Yohannes Tesfaye focuses on two and three-dimensional paintings in acrylic, oil on canvas, wood, fiberglass and a variety of mixed media. His paintings reference African traditions and culture. Using contemporary materials and techniques, his current work examines the practice of ritual tribal scarification in a twenty-first century artistic and historical context.
The practice of scarification is common to many African cultures, including Ethiopia. This form of body-modification has fascinated the artist for many years. He has admired the various marks he has seen both for their aesthetic quality but also for what they symbolize. This ancient cultural activity also has a functional quality in that it transmits complex messages about identity and social status. Permanent body markings emphasize fixed social, political and religious roles and are used to indicate rites of passages. This series is an exploration and celebration of this custom. The surface of the paintings is textured with a pattern of “scars” reminiscent of the body decorations.
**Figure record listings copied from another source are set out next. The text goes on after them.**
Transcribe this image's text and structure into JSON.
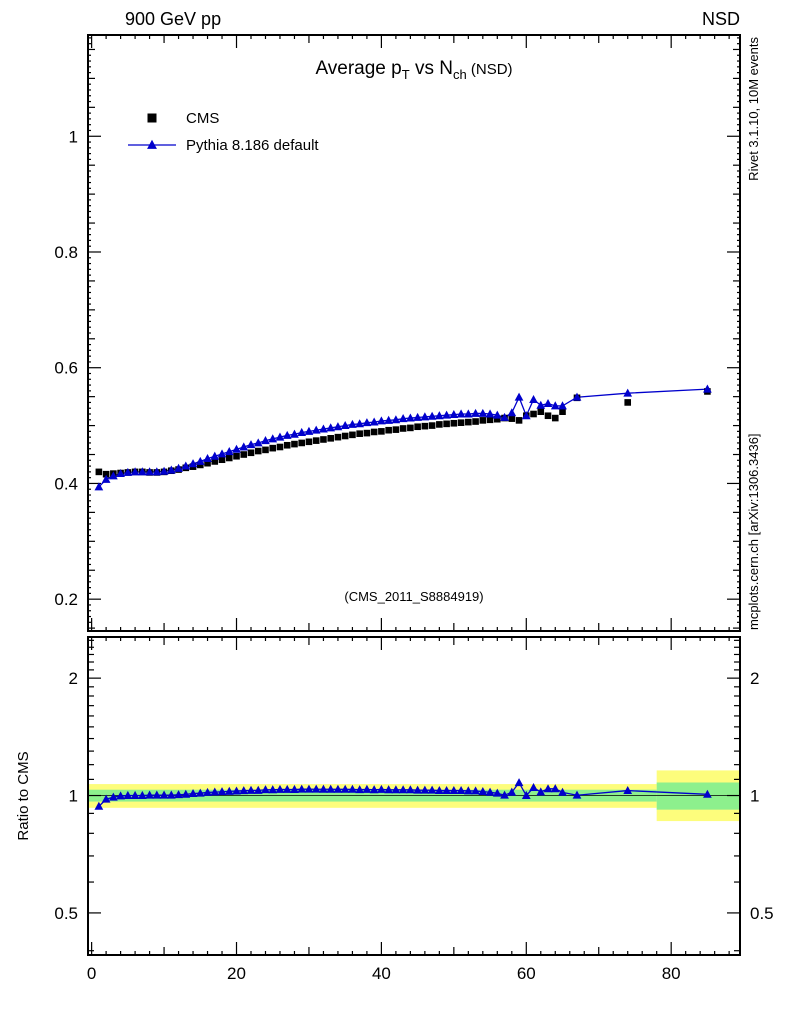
{
  "chart_data": {
    "type": "scatter",
    "title_text": "Average pT vs Nch (NSD)",
    "title_parts": [
      {
        "t": "Average p"
      },
      {
        "t": "T",
        "sub": true
      },
      {
        "t": " vs N"
      },
      {
        "t": "ch",
        "sub": true
      },
      {
        "t": " (NSD)",
        "small": true
      }
    ],
    "top_left_label": "900 GeV pp",
    "top_right_label": "NSD",
    "watermark": "(CMS_2011_S8884919)",
    "ratio_ylabel": "Ratio to CMS",
    "right_margin_labels": {
      "top": "Rivet 3.1.10, 10M events",
      "bottom": "mcplots.cern.ch [arXiv:1306.3436]"
    },
    "x": {
      "lim": [
        -0.5,
        89.5
      ],
      "ticks": [
        0,
        20,
        40,
        60,
        80
      ],
      "tick_labels": [
        "0",
        "20",
        "40",
        "60",
        "80"
      ]
    },
    "main_axis": {
      "lim": [
        0.145,
        1.175
      ],
      "ticks": [
        0.2,
        0.4,
        0.6,
        0.8,
        1.0
      ],
      "tick_labels": [
        "0.2",
        "0.4",
        "0.6",
        "0.8",
        "1"
      ],
      "minor_step": 0.05,
      "micro_step": 0.01
    },
    "ratio_axis": {
      "scale": "log",
      "lim": [
        0.39,
        2.55
      ],
      "ticks": [
        0.5,
        1,
        2
      ],
      "tick_labels": [
        "0.5",
        "1",
        "2"
      ]
    },
    "legend": [
      {
        "label": "CMS",
        "marker": "square",
        "color": "#000000",
        "line": false
      },
      {
        "label": "Pythia 8.186 default",
        "marker": "triangle",
        "color": "#0000cc",
        "line": true
      }
    ],
    "series": {
      "cms": {
        "name": "CMS",
        "color": "#000000",
        "x": [
          1,
          2,
          3,
          4,
          5,
          6,
          7,
          8,
          9,
          10,
          11,
          12,
          13,
          14,
          15,
          16,
          17,
          18,
          19,
          20,
          21,
          22,
          23,
          24,
          25,
          26,
          27,
          28,
          29,
          30,
          31,
          32,
          33,
          34,
          35,
          36,
          37,
          38,
          39,
          40,
          41,
          42,
          43,
          44,
          45,
          46,
          47,
          48,
          49,
          50,
          51,
          52,
          53,
          54,
          55,
          56,
          57,
          58,
          59,
          60,
          61,
          62,
          63,
          64,
          65,
          67,
          74,
          85
        ],
        "y": [
          0.42,
          0.416,
          0.417,
          0.418,
          0.419,
          0.42,
          0.42,
          0.419,
          0.419,
          0.42,
          0.422,
          0.424,
          0.427,
          0.429,
          0.432,
          0.435,
          0.438,
          0.441,
          0.444,
          0.447,
          0.45,
          0.453,
          0.456,
          0.458,
          0.461,
          0.463,
          0.466,
          0.468,
          0.47,
          0.472,
          0.474,
          0.476,
          0.478,
          0.48,
          0.482,
          0.484,
          0.486,
          0.487,
          0.489,
          0.49,
          0.492,
          0.493,
          0.495,
          0.496,
          0.498,
          0.499,
          0.5,
          0.502,
          0.503,
          0.504,
          0.505,
          0.506,
          0.507,
          0.509,
          0.51,
          0.511,
          0.513,
          0.512,
          0.509,
          0.517,
          0.52,
          0.524,
          0.517,
          0.513,
          0.524,
          0.548,
          0.54,
          0.559
        ]
      },
      "pythia": {
        "name": "Pythia 8.186 default",
        "color": "#0000cc",
        "x": [
          1,
          2,
          3,
          4,
          5,
          6,
          7,
          8,
          9,
          10,
          11,
          12,
          13,
          14,
          15,
          16,
          17,
          18,
          19,
          20,
          21,
          22,
          23,
          24,
          25,
          26,
          27,
          28,
          29,
          30,
          31,
          32,
          33,
          34,
          35,
          36,
          37,
          38,
          39,
          40,
          41,
          42,
          43,
          44,
          45,
          46,
          47,
          48,
          49,
          50,
          51,
          52,
          53,
          54,
          55,
          56,
          57,
          58,
          59,
          60,
          61,
          62,
          63,
          64,
          65,
          67,
          74,
          85
        ],
        "y": [
          0.394,
          0.407,
          0.413,
          0.417,
          0.419,
          0.42,
          0.42,
          0.42,
          0.42,
          0.421,
          0.423,
          0.426,
          0.43,
          0.434,
          0.438,
          0.443,
          0.447,
          0.451,
          0.455,
          0.459,
          0.463,
          0.467,
          0.47,
          0.474,
          0.477,
          0.48,
          0.483,
          0.485,
          0.488,
          0.49,
          0.492,
          0.494,
          0.496,
          0.498,
          0.5,
          0.502,
          0.503,
          0.505,
          0.506,
          0.508,
          0.509,
          0.51,
          0.512,
          0.513,
          0.514,
          0.515,
          0.516,
          0.517,
          0.518,
          0.519,
          0.52,
          0.52,
          0.521,
          0.521,
          0.52,
          0.518,
          0.514,
          0.522,
          0.549,
          0.517,
          0.545,
          0.535,
          0.538,
          0.534,
          0.534,
          0.549,
          0.556,
          0.563
        ]
      }
    },
    "ratio": {
      "reference": 1.0,
      "bands": {
        "yellow": {
          "color": "#fdfd7c",
          "segments": [
            {
              "x0": -0.5,
              "x1": 78,
              "lo": 0.93,
              "hi": 1.07
            },
            {
              "x0": 78,
              "x1": 89.5,
              "lo": 0.86,
              "hi": 1.16
            }
          ]
        },
        "green": {
          "color": "#8df08d",
          "segments": [
            {
              "x0": -0.5,
              "x1": 78,
              "lo": 0.965,
              "hi": 1.035
            },
            {
              "x0": 78,
              "x1": 89.5,
              "lo": 0.92,
              "hi": 1.08
            }
          ]
        }
      }
    }
  }
}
For Yohannes this practice whereby a gash is made in the skin using a sharp instrument and the raised scars the cuts leave behind represent both beauty and courage. It is a long and painful process which demonstrates the wearer's bravado. Now it is a tradition that is gradually beginning to disappear and being abandoned for reasons both valid and obvious but Westernization is also playing a big part in the changing attitudes towards this ancient tradition and Yohannes felt strongly about immortalizing it in his Beauty and Courage series.